I hear you shaggy that's why I haven't got any I have the ways and means just hard to raise stuff and not get attached to it.


----------



## marshhunter (Mar 20, 2008)

some of yall must have never been in FFA... In the 4 years I was in FFA, I had 4 pigs, Pork Chop, Mater, Chloe, and Pig.. all 4 of them loved getting their belly scratched, back rubbed, and they all tasted great!


----------



## Logan (Aug 7, 2009)

I have an uncle named after a show steer..


----------



## BigGarwood (Oct 13, 2008)

i had two when i was in college. Pendelton and Hamilton, they were the best pets iv ever owned. Extremely intelligent and capable of learning. They would snuggle on the couch with me up until the point i had to teach them to stay of the furniture. They were house broken within a couple days of capture, and actually very clean. They would play with my dog and just act like they had been raised in captivity their whole life. It was a good time.


----------



## Spec-Rig.006 (Nov 2, 2007)

BigGarwood said:


> ...They would snuggle on the couch with me ...


This explains everything ... !


----------



## WillieT (Aug 25, 2010)

BigGarwood said:


> i had two when i was in college. Pendelton and Hamilton, they were the best pets iv ever owned. Extremely intelligent and capable of learning. They would snuggle on the couch with me up until the point i had to teach them to stay of the furniture. They were house broken within a couple days of capture, and actually very clean. They would play with my dog and just act like they had been raised in captivity their whole life. It was a good time.


I snuggled with a few pigs, back in the day. lol


----------



## Hollywood1053 (May 15, 2009)

shaggydog said:


> I snuggled with a few pigs, back in the day. lol


Me too... :walkingsm


----------



## Trouthunter (Dec 18, 1998)

A traveling salesman trying to make a buck was driving through the plains of Nebraska when he decided to stop at a farmhouse coming up on his left.

As he was walking up the driveway toward the front door of the house, a pig with three legs caught his eye. It was just hobbling through the grass.

When the farmer answered the door and asked what he was selling, the salesman first asked about the three legged pig.
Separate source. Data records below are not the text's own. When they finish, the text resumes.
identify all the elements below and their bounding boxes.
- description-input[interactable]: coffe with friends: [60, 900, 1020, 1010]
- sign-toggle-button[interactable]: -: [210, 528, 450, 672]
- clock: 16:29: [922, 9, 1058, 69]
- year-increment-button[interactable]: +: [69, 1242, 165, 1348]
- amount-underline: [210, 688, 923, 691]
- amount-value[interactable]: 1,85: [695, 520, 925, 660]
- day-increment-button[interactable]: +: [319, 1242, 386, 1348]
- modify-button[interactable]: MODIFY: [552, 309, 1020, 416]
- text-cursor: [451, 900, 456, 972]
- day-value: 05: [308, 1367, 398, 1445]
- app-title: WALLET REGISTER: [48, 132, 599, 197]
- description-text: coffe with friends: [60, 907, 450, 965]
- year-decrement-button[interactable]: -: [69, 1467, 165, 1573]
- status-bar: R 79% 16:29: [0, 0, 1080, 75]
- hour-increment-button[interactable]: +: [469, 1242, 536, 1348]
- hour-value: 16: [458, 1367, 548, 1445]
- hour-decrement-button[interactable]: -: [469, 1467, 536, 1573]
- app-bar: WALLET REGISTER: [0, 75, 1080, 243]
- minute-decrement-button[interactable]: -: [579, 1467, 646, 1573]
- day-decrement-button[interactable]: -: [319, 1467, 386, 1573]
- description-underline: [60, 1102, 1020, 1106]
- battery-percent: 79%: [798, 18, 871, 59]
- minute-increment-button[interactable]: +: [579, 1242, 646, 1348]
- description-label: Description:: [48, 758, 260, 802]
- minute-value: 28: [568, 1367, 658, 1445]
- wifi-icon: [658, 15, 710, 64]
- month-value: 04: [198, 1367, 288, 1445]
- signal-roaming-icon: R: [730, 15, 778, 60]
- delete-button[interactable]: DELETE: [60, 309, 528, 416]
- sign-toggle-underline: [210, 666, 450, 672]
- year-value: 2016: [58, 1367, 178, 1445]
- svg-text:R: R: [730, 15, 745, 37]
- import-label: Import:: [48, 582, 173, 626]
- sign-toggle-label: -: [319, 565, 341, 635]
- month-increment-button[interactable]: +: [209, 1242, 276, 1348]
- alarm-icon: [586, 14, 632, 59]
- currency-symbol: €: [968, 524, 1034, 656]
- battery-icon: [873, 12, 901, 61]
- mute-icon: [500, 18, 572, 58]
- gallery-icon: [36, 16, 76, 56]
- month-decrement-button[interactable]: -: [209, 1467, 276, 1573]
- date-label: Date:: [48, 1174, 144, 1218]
"That pig is the most amazing pig in the land, son." The farmer said
"Last year, our house caught fire when we were all asleep and that pig ran in and woke us all up one by one and saved our lives!"

The salesman was surprised. "That is one special pig" He said.

The Farmer replied, "That's not all. Last summer, that pig jumped into the pond and dragged my drowning son to safety. He would have died."

The salesman was in disbelief as to how incredible this pig was. "One question. Why does he have 3 legs, is it from the fire?" He asked

"No son, ya see, a pig like that you just don't eat all at one time."



TH


----------



## daddyeaux (Nov 18, 2007)

LMAO..........Good one TH!!


----------